Much of the speculation is inspired by Isaiah 17, which states Damascus will be destroyed and left in ruins, and religious fiction writers have capitalized on this. When Joel Rosenberg wrote his book Damascus Countdown, former presidential candidate Rick Santorum wrote a positive blurb about it, even inviting Rosenberg to discuss the book on his radio show Patriot Voices. Rosenberg has also discussed his book with Texas governor Rick Perry and Rep. Louie, as well as the conservative Heritage Foundation.
Casting a Critical Eye on the Theory
Seeing connections where we want to see them is too easy, though, suggests author and End Times researcher Tom Lombardo. “Interpreting events doesn’t lead to an understanding of what’s going on. I believe it actually clouds the understanding”, he says, arguing that followers of prophecy tend to pick and choose dates from the Bible that will link prophecies to modern-day events.
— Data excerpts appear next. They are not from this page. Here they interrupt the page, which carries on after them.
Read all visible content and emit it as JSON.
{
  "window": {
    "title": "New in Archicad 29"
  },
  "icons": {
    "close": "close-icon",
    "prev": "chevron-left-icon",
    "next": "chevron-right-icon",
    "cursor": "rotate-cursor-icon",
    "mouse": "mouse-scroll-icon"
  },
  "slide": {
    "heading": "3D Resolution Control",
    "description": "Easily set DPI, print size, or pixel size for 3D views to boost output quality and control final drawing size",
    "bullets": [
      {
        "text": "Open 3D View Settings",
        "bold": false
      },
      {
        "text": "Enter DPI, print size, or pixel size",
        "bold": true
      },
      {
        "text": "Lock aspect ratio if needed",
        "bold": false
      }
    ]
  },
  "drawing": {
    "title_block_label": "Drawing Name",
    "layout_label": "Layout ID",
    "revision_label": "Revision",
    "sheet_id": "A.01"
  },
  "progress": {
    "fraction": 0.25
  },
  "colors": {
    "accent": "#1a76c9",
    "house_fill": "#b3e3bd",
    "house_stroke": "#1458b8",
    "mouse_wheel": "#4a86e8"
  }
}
He explains that this is a way for them to make sense of a complex, modern world.
Searching for a Syria-End Times link has moral problems, too. What do people mean when they say the destruction of Damascus is necessary for the onset of Armageddon and, hence, the return of Christ? Are they saying that the death of innocent civilians is necessary for the return of Christ? For surely Damascus has civilian inhabitants. Such a viewpoint places greater priority on proving Biblical prophecy than on defending innocent human life.
Whether or not one believes in End Times prophecy, it presents many questions that deserve our calm, moderate reflection as Universal Life Church ministers.